When you start using love as a weapon for bargaining in the relationship, you know that irreparable harm has been inflicted. Manipulating emotions and withholding love destroys the trust between couples. Genuine love should feel natural and collaborative, not conditional or transactional.
Fear of Vulnerability

Intimacy has to take the back seat when you restrain and repress your real emotions and thoughts. It might feel safe, but it is anything but for your relationship. Vulnerability stimulates and enhances connection, while hiding it diminishes it.
Unresolved Resentments

Past fights that never get the resolution they deserve tend to become festering wounds over time. They silently alter love into profound bitterness that no degree of love or affection can heal.
Control Over Collaboration

A relationship isn’t meant to prosper under a one-man-show setup. It is supposed to thrive under collaboration, where both partners bring something to the table and create something truly wonderful. However, a relationship that evinces intense control and manipulation from one side is bound to implode eventually.
Ignoring Personal Growth

The relationship can only evolve when both partners are committed to self-growth and improving themselves.
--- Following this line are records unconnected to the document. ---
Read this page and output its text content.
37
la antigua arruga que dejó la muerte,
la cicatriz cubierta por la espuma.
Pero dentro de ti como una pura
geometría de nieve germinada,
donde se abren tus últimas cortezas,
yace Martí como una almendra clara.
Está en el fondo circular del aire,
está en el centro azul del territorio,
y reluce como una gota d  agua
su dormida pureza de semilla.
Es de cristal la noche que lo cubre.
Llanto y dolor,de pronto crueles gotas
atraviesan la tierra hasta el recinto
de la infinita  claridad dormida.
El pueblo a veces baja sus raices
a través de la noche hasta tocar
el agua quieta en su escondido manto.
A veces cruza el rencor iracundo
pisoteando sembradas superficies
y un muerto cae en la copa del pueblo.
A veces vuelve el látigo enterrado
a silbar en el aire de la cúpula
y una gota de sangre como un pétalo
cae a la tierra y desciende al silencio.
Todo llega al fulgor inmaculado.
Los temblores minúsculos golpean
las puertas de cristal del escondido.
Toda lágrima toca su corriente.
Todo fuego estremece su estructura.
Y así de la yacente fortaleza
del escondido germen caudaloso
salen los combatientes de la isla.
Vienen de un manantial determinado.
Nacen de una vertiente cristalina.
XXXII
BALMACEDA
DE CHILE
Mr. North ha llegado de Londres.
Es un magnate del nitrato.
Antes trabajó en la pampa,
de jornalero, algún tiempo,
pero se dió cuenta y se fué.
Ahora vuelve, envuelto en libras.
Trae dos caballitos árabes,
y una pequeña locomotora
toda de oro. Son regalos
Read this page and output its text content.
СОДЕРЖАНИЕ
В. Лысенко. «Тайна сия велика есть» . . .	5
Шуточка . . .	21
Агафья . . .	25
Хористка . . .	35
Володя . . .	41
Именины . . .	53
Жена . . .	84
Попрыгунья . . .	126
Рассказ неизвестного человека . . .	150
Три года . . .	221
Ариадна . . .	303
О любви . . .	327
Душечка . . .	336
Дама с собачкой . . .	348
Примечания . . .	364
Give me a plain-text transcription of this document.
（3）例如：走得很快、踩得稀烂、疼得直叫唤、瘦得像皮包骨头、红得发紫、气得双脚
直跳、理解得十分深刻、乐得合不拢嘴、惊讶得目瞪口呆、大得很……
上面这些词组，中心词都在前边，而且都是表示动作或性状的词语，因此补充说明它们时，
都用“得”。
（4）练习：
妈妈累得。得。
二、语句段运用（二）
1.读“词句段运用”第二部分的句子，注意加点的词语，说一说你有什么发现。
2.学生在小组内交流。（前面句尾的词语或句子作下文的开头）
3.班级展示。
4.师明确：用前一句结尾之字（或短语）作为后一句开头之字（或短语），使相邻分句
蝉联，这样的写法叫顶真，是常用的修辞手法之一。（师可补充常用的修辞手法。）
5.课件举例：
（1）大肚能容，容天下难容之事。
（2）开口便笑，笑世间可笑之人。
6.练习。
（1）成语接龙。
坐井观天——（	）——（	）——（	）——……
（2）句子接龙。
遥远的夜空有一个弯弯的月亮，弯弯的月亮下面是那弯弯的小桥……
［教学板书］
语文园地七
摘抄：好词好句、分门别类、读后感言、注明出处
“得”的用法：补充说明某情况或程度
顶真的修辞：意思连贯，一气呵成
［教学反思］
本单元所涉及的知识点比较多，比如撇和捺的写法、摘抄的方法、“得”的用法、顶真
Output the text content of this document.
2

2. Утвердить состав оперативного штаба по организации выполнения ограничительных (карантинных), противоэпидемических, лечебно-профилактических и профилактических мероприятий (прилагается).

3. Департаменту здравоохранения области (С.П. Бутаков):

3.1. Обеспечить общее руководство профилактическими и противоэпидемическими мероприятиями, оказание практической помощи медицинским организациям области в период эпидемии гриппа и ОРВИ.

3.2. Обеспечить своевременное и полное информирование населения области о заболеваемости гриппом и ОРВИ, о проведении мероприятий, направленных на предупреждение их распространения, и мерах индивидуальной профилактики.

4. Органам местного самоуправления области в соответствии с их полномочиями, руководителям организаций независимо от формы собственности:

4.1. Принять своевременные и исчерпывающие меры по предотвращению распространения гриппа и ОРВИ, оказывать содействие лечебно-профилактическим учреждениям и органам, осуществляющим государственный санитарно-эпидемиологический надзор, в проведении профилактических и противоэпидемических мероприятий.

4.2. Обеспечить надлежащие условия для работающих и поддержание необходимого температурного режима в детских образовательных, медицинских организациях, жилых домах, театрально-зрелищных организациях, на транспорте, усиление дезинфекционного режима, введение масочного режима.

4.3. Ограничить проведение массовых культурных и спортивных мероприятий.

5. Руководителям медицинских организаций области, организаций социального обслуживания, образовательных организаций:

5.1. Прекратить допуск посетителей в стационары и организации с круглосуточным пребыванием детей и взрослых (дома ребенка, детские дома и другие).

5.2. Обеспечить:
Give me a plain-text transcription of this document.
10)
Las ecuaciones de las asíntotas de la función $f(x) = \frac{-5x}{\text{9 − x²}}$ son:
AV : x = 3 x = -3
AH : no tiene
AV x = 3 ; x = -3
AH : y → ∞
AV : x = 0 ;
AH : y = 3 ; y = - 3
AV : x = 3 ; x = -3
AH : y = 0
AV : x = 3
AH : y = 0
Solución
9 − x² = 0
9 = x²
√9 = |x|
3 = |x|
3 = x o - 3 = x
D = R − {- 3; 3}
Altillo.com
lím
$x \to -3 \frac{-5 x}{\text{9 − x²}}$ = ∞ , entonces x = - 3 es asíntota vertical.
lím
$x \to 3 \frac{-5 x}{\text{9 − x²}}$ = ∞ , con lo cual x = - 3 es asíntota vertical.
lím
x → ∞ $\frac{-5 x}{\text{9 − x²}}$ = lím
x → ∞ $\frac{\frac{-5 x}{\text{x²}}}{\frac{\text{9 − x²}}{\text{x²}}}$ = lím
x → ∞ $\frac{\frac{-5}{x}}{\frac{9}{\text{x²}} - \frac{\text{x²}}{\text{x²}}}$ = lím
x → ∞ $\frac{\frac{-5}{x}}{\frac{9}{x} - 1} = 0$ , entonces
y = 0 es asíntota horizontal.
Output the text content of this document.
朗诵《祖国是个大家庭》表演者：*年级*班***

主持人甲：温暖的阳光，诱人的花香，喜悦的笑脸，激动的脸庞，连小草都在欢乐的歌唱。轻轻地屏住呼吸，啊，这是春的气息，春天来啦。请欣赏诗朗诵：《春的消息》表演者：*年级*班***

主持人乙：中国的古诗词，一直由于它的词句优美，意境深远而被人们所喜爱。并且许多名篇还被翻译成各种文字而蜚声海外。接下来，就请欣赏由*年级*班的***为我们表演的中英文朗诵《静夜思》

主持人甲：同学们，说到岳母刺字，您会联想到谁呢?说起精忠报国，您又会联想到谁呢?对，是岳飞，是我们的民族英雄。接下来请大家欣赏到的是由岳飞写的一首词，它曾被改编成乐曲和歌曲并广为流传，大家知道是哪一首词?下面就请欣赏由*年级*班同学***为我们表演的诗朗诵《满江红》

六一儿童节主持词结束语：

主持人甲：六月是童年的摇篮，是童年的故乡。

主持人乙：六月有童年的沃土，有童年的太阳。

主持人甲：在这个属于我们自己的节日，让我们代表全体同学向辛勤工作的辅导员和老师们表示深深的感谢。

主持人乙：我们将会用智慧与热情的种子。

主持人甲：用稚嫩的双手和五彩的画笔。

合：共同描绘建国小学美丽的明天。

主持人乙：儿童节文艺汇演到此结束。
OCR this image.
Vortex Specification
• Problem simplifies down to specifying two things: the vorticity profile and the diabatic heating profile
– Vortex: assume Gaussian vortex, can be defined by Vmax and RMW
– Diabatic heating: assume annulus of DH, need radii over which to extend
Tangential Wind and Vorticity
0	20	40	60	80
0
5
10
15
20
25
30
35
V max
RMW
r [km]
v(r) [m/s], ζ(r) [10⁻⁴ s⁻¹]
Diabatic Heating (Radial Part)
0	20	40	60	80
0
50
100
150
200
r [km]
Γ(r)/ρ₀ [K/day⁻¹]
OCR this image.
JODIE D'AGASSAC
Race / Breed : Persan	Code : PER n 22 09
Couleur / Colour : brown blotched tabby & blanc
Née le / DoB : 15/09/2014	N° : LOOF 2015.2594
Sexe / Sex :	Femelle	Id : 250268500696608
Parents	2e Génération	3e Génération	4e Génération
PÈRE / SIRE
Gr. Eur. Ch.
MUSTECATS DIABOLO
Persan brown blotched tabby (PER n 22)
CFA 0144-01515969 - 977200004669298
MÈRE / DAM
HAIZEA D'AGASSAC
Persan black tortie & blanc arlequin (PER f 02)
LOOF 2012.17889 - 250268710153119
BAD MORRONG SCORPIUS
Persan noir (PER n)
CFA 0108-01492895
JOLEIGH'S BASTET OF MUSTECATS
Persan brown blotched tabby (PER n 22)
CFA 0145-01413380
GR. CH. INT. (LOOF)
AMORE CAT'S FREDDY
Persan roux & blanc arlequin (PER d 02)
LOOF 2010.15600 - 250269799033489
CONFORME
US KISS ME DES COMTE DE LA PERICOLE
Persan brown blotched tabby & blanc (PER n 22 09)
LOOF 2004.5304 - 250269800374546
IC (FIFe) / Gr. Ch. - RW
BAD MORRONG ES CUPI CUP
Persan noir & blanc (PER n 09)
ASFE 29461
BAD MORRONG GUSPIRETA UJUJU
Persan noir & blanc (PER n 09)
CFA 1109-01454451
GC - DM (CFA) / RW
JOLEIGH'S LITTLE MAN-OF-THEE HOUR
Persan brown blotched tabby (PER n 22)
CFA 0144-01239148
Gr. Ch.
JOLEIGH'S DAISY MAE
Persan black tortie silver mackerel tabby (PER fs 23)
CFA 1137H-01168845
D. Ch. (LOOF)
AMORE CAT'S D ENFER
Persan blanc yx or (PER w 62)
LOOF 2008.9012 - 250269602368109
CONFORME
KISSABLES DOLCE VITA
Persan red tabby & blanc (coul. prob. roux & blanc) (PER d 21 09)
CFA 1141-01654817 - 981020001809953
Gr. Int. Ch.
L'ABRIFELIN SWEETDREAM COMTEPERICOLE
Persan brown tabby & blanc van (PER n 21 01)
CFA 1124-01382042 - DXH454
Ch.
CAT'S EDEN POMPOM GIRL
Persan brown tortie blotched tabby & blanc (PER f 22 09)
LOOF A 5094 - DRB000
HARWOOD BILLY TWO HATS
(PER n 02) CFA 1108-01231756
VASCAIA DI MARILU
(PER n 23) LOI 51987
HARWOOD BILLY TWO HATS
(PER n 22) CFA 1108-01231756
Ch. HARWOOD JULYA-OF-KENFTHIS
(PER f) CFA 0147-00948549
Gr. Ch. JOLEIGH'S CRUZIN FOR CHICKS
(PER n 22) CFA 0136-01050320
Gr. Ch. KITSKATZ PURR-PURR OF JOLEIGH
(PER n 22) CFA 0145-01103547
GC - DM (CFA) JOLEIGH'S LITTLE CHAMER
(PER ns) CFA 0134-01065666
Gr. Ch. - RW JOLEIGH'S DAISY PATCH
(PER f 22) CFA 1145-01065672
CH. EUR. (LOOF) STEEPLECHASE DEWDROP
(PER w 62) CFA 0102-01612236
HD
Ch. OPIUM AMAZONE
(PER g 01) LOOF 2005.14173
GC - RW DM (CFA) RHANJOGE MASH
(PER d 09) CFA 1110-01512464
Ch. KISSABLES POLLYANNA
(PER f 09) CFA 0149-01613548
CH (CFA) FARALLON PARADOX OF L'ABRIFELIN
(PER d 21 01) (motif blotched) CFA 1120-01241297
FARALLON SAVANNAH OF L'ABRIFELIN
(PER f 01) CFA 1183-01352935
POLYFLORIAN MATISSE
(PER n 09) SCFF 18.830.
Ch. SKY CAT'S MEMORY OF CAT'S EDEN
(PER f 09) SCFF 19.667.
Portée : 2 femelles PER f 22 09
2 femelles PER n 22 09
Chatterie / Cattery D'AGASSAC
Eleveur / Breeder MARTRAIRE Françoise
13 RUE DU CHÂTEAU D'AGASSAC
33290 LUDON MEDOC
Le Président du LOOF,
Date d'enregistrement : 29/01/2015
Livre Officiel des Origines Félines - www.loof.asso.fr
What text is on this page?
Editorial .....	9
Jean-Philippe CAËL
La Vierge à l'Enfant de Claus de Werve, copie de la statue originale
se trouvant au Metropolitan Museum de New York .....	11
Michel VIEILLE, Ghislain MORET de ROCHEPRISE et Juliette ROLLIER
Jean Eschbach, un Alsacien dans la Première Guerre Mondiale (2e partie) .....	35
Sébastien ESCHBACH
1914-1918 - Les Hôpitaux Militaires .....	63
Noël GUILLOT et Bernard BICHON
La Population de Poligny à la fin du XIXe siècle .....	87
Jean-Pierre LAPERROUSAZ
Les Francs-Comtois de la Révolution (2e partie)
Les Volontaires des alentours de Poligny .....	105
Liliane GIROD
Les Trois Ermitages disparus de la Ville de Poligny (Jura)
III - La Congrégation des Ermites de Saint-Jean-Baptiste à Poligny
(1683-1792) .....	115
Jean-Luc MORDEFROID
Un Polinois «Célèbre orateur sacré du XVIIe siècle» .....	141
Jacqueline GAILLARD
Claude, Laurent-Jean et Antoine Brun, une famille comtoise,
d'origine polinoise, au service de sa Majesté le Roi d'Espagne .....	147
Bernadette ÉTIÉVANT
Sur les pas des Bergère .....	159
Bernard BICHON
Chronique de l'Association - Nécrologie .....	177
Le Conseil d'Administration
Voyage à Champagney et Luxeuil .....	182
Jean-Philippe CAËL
The bond between them is bound to stagnate over time in the absence of this tendency. That stagnation eventually destroys love in the relationship and transforms it into a monotonous routine.
Final Thoughts

The blame for bringing toxic traits into a relationship can’t be associated with bad people only. Rather, they spring from places that haven’t undergone healing yet. You need to protect your relationship and avoid the manifestation of any of these traits. Strive to your maximum extent to ensure that your relationship remains healthy and the bond of love with your partner remains intact.